Aurora Magazine

Promoting excellence in advertising

Brands, Culture and Smart Advertising

Published in Mar-Apr 2023

Tyrone Tellis on how smart advertising has helped brands change habits and perceptions.

We are always talking about culture; company culture, national culture, community culture. And at times we say, of people we disagree with or disapprove of, that they lack culture.

Yet, do we really know what culture is? I think this is a very important starting point, because like sets in mathematics, (I hear you groan) culture too has subsets and overlaps and intersects. In Pakistan, we have a national culture as well as ethnic, social and religious cultures. Put simply, culture is a common set of customs, rituals amongst a group of people.
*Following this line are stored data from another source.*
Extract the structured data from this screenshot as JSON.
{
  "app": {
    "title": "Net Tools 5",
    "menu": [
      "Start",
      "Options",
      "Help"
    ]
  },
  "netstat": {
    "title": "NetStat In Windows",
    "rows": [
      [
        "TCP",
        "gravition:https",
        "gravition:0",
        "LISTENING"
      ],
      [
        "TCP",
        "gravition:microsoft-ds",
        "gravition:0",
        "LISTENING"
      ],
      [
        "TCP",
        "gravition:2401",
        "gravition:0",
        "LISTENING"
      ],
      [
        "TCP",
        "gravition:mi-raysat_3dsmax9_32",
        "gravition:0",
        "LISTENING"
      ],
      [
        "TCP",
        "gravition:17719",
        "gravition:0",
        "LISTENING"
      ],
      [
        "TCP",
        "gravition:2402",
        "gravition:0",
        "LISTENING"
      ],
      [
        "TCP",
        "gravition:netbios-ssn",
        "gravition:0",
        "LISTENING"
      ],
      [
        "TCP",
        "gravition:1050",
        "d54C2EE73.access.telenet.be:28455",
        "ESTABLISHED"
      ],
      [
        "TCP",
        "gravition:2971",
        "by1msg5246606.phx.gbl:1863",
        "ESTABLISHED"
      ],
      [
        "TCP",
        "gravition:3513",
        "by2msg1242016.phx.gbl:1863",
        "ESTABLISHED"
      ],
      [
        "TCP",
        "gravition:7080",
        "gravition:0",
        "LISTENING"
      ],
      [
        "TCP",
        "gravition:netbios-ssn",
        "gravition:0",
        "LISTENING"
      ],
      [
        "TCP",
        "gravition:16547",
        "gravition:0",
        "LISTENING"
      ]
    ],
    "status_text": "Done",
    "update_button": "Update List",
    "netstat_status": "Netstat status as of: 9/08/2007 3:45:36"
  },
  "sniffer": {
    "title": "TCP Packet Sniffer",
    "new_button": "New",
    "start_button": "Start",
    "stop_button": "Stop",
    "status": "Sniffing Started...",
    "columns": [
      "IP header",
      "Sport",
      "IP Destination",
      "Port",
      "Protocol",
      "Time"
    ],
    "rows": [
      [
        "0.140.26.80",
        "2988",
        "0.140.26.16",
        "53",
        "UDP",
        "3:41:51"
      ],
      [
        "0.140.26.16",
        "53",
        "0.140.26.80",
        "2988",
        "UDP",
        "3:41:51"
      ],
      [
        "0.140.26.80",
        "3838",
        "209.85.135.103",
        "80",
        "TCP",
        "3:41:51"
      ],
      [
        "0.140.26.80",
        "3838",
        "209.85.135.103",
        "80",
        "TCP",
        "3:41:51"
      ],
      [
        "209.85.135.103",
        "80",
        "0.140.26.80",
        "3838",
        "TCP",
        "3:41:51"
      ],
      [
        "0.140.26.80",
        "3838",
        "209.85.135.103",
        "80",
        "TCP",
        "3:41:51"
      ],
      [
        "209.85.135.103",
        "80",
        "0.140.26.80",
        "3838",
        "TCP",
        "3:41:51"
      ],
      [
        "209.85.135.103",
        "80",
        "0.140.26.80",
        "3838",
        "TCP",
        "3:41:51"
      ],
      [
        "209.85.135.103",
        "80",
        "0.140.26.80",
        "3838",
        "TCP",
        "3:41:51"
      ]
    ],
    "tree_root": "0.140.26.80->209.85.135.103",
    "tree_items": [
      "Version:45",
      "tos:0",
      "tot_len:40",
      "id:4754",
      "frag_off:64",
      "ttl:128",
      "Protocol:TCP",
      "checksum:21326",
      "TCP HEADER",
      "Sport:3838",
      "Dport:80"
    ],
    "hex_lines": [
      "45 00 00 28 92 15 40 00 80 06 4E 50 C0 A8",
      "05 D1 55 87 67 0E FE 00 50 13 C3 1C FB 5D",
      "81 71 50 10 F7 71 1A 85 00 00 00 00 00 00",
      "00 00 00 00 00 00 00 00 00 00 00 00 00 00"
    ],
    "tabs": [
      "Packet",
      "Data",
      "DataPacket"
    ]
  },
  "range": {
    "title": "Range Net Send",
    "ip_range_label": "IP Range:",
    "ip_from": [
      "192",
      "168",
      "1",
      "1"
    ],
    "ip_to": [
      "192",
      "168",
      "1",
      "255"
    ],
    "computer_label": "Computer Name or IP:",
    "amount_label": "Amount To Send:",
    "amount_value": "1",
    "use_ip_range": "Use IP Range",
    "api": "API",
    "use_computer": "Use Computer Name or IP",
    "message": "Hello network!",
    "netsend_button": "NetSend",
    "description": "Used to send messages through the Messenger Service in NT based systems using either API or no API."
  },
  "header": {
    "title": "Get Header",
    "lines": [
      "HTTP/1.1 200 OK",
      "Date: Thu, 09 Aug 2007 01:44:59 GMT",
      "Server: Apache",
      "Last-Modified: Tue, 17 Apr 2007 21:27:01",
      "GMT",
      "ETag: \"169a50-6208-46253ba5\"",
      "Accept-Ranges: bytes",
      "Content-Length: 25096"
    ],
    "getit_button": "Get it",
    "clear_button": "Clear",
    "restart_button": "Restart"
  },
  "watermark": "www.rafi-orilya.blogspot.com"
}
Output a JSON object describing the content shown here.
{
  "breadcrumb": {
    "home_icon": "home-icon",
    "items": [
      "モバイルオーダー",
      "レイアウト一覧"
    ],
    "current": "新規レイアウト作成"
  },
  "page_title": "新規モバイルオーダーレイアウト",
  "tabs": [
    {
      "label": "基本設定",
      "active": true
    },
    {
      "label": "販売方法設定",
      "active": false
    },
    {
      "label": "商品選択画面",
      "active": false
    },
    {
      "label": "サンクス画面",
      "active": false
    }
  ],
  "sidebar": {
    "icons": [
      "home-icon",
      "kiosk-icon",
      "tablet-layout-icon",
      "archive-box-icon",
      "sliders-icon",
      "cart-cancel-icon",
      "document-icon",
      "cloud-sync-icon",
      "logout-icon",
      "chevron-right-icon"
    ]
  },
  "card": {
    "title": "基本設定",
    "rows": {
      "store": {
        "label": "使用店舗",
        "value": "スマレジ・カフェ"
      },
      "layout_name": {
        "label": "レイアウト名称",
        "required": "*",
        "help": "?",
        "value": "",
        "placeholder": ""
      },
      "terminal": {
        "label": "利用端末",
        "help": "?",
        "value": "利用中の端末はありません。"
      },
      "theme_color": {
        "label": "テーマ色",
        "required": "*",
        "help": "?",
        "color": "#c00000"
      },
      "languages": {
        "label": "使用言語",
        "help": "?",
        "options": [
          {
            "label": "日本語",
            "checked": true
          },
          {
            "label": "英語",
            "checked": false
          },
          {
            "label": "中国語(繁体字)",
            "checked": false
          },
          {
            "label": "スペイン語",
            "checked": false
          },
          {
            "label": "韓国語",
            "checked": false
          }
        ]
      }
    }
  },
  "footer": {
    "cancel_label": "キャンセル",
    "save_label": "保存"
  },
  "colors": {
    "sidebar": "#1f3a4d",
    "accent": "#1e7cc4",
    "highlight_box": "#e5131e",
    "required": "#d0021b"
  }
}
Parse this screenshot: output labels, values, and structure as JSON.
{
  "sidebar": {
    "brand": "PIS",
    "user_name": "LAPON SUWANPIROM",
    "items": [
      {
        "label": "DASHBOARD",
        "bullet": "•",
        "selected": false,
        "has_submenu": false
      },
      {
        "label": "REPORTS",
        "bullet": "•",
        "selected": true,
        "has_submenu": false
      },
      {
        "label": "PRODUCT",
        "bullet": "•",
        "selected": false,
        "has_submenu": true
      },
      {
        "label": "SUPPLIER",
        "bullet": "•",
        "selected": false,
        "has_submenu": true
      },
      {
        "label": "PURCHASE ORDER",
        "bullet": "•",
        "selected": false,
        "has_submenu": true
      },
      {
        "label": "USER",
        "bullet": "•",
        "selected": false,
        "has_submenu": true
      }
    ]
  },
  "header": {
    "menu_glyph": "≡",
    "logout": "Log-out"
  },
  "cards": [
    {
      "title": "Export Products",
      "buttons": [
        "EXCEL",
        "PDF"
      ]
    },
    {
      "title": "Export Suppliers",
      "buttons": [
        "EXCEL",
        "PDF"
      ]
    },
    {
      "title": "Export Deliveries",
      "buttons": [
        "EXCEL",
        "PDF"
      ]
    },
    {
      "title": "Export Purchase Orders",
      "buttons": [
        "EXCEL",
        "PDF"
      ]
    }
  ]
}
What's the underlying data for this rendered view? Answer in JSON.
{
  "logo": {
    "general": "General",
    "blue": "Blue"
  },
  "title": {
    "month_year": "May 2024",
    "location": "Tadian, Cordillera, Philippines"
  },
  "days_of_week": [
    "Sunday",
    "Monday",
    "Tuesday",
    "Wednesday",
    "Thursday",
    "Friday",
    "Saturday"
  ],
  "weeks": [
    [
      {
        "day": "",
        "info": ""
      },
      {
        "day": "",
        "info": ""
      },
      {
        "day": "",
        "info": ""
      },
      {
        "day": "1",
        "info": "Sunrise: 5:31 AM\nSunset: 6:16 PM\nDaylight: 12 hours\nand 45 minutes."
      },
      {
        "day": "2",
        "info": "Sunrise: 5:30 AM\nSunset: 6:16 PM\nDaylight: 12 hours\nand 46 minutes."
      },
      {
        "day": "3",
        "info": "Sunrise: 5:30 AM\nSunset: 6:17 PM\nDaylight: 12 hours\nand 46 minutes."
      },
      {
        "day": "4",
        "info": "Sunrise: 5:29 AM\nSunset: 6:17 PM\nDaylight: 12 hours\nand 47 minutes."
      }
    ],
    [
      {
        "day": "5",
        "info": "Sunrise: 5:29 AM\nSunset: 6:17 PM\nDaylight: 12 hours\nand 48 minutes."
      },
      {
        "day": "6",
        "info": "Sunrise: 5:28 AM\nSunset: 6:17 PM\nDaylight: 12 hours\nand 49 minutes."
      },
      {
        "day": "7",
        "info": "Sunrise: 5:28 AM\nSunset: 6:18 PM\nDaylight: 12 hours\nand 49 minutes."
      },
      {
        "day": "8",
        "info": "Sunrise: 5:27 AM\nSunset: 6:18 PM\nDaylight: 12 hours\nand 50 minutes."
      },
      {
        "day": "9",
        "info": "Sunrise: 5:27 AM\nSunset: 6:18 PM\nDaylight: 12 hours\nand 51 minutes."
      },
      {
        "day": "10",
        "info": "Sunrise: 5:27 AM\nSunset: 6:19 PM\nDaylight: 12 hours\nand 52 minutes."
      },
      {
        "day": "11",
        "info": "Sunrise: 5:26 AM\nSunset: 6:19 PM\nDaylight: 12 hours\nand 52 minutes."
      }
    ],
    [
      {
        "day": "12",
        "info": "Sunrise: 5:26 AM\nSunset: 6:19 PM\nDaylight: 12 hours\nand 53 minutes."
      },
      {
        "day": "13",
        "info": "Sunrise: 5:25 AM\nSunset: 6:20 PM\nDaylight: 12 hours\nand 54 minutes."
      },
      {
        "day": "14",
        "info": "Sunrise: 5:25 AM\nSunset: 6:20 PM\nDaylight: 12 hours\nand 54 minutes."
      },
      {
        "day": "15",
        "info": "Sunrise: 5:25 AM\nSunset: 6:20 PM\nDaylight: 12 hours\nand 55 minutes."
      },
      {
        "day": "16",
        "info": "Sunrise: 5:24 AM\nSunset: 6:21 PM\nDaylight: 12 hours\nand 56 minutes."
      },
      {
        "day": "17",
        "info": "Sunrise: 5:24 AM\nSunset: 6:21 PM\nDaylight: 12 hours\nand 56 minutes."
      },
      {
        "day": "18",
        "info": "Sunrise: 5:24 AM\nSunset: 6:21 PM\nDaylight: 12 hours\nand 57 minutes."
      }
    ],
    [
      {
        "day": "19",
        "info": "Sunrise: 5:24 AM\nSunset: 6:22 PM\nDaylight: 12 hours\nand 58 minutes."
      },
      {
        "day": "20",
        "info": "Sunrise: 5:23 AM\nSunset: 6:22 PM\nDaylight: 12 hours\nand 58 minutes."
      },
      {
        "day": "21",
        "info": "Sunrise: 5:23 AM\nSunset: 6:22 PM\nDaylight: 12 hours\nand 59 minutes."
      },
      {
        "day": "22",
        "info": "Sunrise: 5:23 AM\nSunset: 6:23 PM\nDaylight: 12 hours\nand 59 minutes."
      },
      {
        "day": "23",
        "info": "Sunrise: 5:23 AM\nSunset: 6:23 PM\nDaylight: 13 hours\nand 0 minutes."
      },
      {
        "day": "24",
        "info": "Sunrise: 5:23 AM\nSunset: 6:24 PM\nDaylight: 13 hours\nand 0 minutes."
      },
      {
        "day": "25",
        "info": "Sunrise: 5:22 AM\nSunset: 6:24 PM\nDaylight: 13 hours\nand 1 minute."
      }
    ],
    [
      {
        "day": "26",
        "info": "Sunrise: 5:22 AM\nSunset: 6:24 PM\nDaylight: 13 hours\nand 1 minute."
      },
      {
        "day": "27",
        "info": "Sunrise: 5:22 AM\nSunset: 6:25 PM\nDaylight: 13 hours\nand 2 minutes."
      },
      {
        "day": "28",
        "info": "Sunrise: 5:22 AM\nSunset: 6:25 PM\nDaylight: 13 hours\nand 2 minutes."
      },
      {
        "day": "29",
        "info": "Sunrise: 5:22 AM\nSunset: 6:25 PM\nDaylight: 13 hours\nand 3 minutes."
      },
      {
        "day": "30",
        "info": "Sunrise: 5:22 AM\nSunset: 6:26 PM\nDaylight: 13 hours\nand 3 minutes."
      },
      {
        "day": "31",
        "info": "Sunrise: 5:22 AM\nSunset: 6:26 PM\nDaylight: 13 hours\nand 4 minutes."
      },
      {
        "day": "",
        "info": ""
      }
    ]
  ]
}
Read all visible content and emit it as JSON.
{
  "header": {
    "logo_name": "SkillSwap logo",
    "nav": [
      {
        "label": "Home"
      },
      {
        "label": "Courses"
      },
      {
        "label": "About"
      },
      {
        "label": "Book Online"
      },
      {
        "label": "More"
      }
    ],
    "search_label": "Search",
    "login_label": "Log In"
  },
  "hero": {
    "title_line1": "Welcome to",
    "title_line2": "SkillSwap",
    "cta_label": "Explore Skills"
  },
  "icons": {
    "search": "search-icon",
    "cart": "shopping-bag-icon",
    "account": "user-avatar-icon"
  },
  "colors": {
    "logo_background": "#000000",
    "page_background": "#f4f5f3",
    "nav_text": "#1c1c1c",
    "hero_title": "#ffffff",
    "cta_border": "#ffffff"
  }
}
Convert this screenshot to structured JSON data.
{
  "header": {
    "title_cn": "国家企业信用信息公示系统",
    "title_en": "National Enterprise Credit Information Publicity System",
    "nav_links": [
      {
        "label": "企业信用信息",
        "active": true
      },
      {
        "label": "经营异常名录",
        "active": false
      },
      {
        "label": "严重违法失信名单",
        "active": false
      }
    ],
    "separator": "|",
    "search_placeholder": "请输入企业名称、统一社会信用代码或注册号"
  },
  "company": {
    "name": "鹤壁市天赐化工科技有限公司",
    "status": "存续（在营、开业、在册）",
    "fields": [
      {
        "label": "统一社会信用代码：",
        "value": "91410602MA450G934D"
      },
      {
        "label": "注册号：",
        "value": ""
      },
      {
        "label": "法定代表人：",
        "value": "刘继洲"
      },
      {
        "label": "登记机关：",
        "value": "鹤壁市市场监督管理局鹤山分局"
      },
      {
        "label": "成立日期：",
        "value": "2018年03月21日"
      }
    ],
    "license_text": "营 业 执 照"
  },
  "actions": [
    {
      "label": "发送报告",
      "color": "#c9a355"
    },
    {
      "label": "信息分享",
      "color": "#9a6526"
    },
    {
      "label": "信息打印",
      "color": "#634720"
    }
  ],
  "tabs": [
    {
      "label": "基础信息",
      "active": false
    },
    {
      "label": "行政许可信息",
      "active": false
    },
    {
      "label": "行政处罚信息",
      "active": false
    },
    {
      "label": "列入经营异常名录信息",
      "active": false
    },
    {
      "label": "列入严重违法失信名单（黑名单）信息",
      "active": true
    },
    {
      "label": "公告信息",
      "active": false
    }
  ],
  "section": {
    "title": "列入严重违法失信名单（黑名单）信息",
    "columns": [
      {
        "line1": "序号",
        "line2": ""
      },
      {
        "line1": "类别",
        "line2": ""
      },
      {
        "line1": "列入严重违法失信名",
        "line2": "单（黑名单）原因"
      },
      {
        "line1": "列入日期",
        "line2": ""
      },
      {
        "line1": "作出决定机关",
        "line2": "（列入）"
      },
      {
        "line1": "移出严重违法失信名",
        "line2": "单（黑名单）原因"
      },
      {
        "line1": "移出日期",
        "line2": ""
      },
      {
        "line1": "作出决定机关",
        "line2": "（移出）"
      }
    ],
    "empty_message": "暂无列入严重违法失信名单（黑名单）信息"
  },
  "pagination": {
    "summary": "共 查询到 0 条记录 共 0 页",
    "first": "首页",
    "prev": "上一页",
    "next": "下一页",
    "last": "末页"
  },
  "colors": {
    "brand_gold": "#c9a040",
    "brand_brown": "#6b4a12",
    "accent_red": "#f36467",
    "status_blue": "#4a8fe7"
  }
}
In a professional context, two groups of people (apart from the C-suite) are very concerned about culture – HR teams and marketers. HR professionals are the custodians of a company’s culture. Marketers are the people who either enforce a culture or alter it through their communication.

Over the last 10 years, people have generally been taken aback to find out that many of their beliefs and habits were the result of work done by savvy marketers and malleable scientists. For example, the belief that milk is the best source of calcium or that drinking eight glasses of water a day is essential to health. Or Nike’s role in making jogging cool. I am sure there are a million ways in which marketers have changed the culture of a society. Neil Christy always gives the example of how Coca-Cola was the brains behind the popularity of Santa Claus, having used him in their advertising in the thirties.

In Pakistan too, brands have played a role in defining our culture and even changing it. A straightforward example is the switch from homemade masalas to ready-made or packaged masalas. This was not accomplished easily. Women had strong opinions about packet masalas. However, through psychology and smart marketing brands, like National Foods, managed to win women over to their products. Or take lawn. A former colleague who had been in textiles was flabbergasted at the rise in the popularity of lawn; according to him, lawn used to be an unpopular product and the factory used to throw it away. Today, lawn is the highest-selling fabric across textile and clothing brands. It is highly probable that some excellent marketing had a part to play in this.

To change a culture, a brand needs to first become part of the consideration set. I attended a talk where Adil Moosajee, the founder of Ego, said that rather than spending money on advertising, he identified a number of working women and gave them four to five outfits to wear at work and at functions. His strategy was excellent, as women tend to observe what other women wear and may want to buy something from the same brand, if not the same outfit. This reminded me of how Apple made the iPod popular by paying people to stand in public spaces using the device with its distinctive earphones. People passing by recognised the brand and became more receptive to buying it.

Yet, not all marketing efforts are successful in changing a culture. Here are two examples. The percentage of unbanked people in Pakistan is still in the high 80s, despite efforts towards financial inclusivity. Eighty percent of consumers still use unbranded milk; yet given the marketing spend that went on converting people to branded milk, it seems unbelievable that such a large majority of people has not still converted.

One way for brand managers to change cultural norms is not to tackle them head-on. Entrenched beliefs are like a powerful young bulldog with a bit of cloth between its teeth. You can try all you can, but you won’t be able to remove the cloth. You need to distract the dog or patiently wait. Let’s go back to the case of packaged masalas. Brands could have easily played on the convenience factor of packaged masalas. However, instead of helping the cause, this would have had the opposite effect, because of the entrenched belief that women who used packaged masalas do not love their home and family enough. It was the perception that had to be tackled first.

One way forward is to bring about a paradigm shift, which is what Volkswagen did when it launched the Golf. Research showed that people perceived small cars to be relatively less safe than bigger cars. Volkswagen developed a very graphic ad to alter this perception. They showed situations where people, when under attack, adopted the foetal position to protect themselves. In a similar way, the limitations of packaged masalas could have been reversed by showing that a woman who really does care for her family will want to be with them rather than spend hours in the kitchen. See how Gluco smartly moved from being considered a brand for babies to becoming a brand for growing children. EBM did this by changing the way Gluco was perceived by showing older children in their advertising who were overachievers either in their studies or in sports. They reinforced this by changing the packaging and the tagline to ‘Strong bano smart raho.’

By reframing the conversation, Pakistani brands can walk the culture tightrope.